David Deshon

Personal information
- Full name: David Peter Tower Deshon
- Born: 19 June 1923 Marylebone, London
- Died: 18 January 1992 (aged 68) Heathrow Airport, London
- Batting: Right-handed
- Role: Batsman

Domestic team information
- 1947–1953: Somerset
- FC debut: 9 July 1947 Somerset v Nottinghamshire
- Last FC: 6 June 1953 Somerset v Lancashire

Career statistics
| Competition | First-class |
| Matches | 4 |
| Runs scored | 82 |
| Batting average | 11.71 |
| 100s/50s | 0/0 |
| Top score | 21 |
| Catches/stumpings | 1/– |
- Source: CricketArchive, 23 May 2010

= David Deshon =

English cricketer

David Peter Tower Deshon (19 June 1923 – 18 January 1992) was a successful school cricketer whose later progress in first-class cricket was limited by his career as a full-time officer in the Royal Artillery. He was born at Marylebone, London and died suddenly of a heart attack at Heathrow Airport.

==Cricket career==
Deshon was a successful schoolboy cricketer at Sherborne School and was selected for the annual Marylebone Cricket Club (MCC) schools cricket festival in 1941, where he scored a century and outshone Trevor Bailey in a big partnership. He was a middle-order right-handed batsman.

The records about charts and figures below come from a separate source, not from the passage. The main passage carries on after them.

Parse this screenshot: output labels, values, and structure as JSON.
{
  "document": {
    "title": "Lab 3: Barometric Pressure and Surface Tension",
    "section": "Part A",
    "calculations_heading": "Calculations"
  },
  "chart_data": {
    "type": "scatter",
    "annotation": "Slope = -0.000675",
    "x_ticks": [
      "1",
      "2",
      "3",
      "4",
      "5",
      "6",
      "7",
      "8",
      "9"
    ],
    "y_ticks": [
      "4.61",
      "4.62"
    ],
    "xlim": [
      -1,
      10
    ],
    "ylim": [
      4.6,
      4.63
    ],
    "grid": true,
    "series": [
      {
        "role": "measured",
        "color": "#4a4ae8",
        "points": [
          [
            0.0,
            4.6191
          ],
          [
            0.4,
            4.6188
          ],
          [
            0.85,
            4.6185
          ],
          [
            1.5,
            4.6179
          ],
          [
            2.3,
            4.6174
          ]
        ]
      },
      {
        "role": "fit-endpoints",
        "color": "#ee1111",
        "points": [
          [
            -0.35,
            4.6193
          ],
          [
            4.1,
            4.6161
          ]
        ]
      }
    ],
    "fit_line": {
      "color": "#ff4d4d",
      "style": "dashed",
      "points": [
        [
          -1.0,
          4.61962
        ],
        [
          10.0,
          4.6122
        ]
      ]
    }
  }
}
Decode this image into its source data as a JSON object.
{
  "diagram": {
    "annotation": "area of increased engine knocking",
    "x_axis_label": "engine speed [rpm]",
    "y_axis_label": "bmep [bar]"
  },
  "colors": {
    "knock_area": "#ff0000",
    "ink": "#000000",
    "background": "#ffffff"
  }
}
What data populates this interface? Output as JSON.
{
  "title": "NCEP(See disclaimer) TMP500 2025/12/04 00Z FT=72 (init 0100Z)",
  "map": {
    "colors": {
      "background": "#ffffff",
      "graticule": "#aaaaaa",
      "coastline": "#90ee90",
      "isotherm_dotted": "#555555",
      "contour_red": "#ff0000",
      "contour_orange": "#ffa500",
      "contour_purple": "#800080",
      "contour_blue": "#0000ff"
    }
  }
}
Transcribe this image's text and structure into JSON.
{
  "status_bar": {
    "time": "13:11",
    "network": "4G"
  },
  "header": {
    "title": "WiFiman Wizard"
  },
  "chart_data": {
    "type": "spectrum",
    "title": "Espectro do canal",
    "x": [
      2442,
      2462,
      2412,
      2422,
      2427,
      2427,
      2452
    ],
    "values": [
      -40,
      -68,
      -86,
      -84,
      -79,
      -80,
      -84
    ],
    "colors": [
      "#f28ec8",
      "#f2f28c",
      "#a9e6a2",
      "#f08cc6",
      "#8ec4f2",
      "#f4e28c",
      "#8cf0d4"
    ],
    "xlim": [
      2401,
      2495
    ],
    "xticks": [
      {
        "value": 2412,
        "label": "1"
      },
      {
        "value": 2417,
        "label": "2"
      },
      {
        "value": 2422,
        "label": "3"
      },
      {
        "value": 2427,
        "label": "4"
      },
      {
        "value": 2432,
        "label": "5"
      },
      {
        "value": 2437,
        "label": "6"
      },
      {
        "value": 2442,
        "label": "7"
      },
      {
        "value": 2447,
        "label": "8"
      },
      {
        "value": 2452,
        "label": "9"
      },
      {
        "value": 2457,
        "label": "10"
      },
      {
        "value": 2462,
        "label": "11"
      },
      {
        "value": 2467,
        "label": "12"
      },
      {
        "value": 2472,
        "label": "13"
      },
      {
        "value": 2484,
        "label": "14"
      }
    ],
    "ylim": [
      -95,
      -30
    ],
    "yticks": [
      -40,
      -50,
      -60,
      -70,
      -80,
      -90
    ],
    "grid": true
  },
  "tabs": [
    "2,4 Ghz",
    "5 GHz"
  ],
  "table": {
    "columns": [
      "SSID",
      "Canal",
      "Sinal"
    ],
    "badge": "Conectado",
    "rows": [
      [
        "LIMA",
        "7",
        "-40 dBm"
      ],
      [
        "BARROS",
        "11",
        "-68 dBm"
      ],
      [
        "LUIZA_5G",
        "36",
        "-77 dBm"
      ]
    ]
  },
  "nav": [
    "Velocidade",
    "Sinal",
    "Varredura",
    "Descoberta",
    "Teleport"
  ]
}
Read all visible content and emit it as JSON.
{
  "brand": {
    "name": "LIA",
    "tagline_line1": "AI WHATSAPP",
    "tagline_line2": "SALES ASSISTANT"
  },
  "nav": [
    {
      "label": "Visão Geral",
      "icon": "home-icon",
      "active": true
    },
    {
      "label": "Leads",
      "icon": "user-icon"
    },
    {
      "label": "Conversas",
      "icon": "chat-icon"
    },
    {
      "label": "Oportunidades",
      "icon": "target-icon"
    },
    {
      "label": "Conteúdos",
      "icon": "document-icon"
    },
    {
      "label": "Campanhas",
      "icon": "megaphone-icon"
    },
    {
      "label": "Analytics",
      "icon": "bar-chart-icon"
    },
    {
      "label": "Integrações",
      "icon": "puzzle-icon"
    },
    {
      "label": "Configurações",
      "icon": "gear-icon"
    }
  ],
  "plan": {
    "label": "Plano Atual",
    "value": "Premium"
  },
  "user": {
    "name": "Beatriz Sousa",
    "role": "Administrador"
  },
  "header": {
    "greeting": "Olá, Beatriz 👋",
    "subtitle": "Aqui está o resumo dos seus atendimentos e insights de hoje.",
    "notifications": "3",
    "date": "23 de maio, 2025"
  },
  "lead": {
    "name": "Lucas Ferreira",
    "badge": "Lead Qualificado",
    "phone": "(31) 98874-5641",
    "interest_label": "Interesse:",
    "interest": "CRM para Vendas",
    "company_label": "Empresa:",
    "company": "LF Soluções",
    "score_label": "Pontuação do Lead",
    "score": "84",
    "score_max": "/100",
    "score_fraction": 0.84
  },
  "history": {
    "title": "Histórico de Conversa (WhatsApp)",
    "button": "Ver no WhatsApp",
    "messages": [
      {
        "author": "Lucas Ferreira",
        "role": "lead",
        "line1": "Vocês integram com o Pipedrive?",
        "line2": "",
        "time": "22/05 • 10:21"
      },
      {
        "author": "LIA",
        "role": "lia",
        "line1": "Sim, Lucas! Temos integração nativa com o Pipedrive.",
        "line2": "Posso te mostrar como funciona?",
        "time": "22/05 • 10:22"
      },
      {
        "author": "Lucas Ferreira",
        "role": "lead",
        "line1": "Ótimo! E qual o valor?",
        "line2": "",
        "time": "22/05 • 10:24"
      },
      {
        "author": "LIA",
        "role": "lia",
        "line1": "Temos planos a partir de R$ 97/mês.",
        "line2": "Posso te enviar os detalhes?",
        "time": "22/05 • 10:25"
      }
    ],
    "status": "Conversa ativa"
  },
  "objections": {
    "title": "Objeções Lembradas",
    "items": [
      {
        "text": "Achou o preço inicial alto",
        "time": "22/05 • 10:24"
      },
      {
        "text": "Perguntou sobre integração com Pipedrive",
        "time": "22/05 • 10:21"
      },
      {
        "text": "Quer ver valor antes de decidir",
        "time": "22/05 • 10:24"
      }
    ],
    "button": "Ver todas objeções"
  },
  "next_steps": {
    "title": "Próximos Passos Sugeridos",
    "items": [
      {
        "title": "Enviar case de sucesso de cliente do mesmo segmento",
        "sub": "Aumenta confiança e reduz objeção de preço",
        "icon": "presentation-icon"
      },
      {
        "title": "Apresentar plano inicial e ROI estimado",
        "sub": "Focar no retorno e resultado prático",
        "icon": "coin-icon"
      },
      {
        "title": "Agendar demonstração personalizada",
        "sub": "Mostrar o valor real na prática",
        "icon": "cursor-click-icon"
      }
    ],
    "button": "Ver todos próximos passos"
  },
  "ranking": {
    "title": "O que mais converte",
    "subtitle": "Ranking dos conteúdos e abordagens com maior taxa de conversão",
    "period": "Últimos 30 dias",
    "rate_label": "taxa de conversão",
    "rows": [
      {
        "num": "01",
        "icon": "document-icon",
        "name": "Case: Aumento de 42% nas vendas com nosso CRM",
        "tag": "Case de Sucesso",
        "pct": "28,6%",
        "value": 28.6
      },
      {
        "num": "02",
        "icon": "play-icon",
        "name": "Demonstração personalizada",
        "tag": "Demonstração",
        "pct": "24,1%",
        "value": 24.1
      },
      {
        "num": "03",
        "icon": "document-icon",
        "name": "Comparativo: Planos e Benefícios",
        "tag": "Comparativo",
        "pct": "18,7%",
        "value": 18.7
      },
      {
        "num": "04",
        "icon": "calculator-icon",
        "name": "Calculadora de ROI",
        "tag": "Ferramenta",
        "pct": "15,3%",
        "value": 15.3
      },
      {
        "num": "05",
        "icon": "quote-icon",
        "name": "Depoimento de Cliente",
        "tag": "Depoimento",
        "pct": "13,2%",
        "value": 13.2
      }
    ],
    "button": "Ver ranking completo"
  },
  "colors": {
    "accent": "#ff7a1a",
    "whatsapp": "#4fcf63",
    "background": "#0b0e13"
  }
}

As an officer in the regular army, his first-class cricket was very restricted. He made four appearances for Somerset, three of them in 1947 and a final one in 1953. His final match was Bertie Buse's infamous benefit match at Bath against Lancashire in 1953, when the entire match was completed in a single day; Deshon's contributions to the debacle were innings of 0 and 9. In all, he scored 82 first-class runs at an average of 11.71, with a highest score of 21. He appeared in non-first-class inter-services cricket, as well as playing for the Royal Artillery.

==Military career==
On leaving school, Deshon was commissioned as a second lieutenant in the Royal Artillery on 24 October 1942. After the Second World War ended, he remained within the Army and was promoted to Lieutenant (1946), Captain (1950) and Major (1957). He retired from the Royal Artillery with the rank of major in 1958.